Overpopulating the Internet, one failed blog at a time.

What the world needs now is not another 24 year old who thinks he knows all the answers espousing, his supposedly infallible beliefs anonymously through cyberspace. Well, everyone has their faults.

This is certainly not my first blog, and probably won't be my last. I sometimes have a short but passionate attention span; passionate enough to think the world desperately needs to know what I think about a myriad of subjects, but short enough for me to move on in an equally attentive way. My past blogs have attempted to reinvigorate independent politics (done better here), expose the world to music that isn't ruined by commercial radio (done more pretentiously here), enlightened the masses about ignored parts of the world (while never leaving a moderately cosmopolitan city), and drafting a candidate who could be the last bastion of rational thought in Minnesota politics. These all clearly failed, except for those who love to post millions of links to nothing in the comments sections of these long abandoned blogs.

But I am back with a simple goal: keep writing.
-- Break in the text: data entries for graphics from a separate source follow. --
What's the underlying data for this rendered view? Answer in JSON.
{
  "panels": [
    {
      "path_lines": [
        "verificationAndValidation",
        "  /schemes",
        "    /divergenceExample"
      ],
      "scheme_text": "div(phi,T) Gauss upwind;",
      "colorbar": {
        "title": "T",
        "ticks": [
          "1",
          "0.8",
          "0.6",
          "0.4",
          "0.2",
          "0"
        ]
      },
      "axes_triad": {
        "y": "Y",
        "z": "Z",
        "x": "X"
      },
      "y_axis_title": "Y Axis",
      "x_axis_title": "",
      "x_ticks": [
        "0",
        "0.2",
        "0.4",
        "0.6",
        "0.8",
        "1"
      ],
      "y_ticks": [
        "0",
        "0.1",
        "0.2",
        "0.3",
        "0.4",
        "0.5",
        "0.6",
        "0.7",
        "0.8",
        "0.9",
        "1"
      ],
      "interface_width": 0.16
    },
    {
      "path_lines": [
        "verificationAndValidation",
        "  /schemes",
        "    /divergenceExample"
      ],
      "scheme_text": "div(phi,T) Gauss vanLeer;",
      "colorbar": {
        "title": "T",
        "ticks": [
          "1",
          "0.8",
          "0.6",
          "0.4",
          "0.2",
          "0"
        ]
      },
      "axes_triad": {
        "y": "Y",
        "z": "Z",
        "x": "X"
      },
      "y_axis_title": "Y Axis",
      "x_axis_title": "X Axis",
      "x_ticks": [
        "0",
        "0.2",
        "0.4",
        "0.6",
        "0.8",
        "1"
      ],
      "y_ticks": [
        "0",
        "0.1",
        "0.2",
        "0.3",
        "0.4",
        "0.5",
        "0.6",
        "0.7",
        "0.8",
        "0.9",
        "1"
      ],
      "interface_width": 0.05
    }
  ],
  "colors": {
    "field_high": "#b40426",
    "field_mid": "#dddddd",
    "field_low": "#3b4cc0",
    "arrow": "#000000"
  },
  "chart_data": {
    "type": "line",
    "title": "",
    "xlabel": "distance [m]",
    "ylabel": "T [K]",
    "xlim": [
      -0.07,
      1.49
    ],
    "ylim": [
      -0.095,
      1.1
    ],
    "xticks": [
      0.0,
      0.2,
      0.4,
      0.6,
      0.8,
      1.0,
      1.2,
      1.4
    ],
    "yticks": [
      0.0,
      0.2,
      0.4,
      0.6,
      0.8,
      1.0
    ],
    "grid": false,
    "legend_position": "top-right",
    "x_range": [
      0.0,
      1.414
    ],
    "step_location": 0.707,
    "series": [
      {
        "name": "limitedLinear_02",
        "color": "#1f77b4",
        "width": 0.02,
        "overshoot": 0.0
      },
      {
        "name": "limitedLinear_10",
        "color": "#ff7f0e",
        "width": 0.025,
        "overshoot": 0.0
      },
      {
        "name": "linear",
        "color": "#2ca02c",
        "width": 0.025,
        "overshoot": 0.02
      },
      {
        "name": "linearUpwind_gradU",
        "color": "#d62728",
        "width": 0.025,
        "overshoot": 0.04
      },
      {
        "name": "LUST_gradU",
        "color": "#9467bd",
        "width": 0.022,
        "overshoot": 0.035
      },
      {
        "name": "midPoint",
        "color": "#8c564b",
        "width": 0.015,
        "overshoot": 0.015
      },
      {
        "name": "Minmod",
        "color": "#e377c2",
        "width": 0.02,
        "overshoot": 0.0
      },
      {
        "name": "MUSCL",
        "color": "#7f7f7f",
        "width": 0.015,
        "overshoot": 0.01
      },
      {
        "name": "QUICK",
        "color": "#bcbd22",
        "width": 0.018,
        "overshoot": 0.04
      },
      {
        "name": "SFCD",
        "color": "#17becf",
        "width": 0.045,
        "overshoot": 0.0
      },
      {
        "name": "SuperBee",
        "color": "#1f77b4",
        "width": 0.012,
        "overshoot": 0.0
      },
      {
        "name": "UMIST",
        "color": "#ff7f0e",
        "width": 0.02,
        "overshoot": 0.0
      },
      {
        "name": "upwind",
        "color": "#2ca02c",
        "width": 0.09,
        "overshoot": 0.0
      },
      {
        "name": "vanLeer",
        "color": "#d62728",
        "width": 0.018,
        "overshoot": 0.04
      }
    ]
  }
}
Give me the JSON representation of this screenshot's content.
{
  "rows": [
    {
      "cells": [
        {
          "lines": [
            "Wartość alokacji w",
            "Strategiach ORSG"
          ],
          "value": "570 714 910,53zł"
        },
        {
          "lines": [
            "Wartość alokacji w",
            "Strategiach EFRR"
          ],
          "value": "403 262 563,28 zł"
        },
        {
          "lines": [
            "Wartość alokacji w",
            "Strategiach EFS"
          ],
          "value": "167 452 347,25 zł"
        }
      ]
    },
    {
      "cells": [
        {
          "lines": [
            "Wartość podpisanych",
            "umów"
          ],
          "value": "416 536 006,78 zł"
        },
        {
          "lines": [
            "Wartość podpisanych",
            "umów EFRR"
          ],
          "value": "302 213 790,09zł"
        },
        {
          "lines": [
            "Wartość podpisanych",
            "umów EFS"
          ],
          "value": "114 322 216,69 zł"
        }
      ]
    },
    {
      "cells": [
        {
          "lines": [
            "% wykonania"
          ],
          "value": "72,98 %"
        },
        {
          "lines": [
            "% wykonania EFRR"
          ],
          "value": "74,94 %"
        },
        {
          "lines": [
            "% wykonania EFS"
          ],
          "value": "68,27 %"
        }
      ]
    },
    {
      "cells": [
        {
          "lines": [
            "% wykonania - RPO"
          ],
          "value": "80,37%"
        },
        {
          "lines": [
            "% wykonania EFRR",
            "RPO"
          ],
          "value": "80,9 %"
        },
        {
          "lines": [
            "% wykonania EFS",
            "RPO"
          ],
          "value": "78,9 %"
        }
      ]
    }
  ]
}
In the recesses of my mind I have always envisioned myself to be a writer. I think like a writer, I talk like a writer, but I do not write...at all. The words leave my mind during rants to coworkers, or become lodged between gray matter and white matter, lost in a series of could'ves and should'ves, until now. There of course is not much reason to believe that I will be any more successful at this than I have been inthe past, but I will be making a few changes. The first is that this will be broad, sweeping, all encompassing. Lambasting Meredith Viara in one post while questioning South Africa's lack of involvement in the worsening crisis in Zimbabwe...why not?

I have something to say about everything, a lot to say about a few things, and enough occasional outrage to go through the process of creating a new blog every month or two. Can one blog be many things to one person, and still be interesting enough for complete strangers to waste a few minutes of their increasingly busy lives? We shall see!